Не металл презренный... Нужен мне божественный узор,
Покрывающий снаружи трон златой, лаская взор.
К золоту презренья чувство я испытывал всегда.
Чтоб в народ нести искусство я всю жизнь свою отдам!
Чтоб не ты один, безвестный, на чудесный трон глазел,
Я отдам его в наш местный краеведческий музей."
Я б смеялся во всю душу, если б в страхе не дрожал.
У него имейся уши, так свисала б с них лапша.
Ах, как трогательна повесть! Жаль в меня клинки вонзать?
Пусть его замучит совесть, все ж, не даром умирать.
Но, войдя с испуга в чувство, видно я переборщил.
Видно я любовь к искусству чуду этому внушил.
Он прыщавым шмыгнул носом.
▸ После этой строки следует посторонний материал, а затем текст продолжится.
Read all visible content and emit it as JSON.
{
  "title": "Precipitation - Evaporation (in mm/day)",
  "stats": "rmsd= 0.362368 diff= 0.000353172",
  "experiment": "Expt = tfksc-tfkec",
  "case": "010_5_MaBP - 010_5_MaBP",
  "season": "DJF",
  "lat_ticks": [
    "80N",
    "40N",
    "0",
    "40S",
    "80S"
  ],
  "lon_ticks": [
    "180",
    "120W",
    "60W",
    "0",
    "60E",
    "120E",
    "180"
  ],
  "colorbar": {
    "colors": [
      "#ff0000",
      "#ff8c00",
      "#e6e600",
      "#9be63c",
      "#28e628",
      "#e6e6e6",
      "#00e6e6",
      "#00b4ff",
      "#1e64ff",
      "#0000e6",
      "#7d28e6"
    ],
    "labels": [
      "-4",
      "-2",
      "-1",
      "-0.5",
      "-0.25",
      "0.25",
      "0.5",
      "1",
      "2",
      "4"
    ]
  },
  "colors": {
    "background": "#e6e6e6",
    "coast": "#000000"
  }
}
Глаз, моргнув, слезу стряхнул.
И, кинжалы спрятав, просто трон из двери потянул.
Лучше б он меня зарезал (ты уж, Господи, прости).
Он помог мне трон чудесный до музея донести.
Где роскошная квартира, лимузин и вертолет?
Сдал музею этот ирод всей души моей полет.
Я от ужаса проснулся. Что приснилось, просто жуть!
Иль башкою долбанулся, или съел чего-нибудь.
Я б, залив досаду зельем, позабыл про странный сон,
Но стоит теперь в музее золотой священный трон.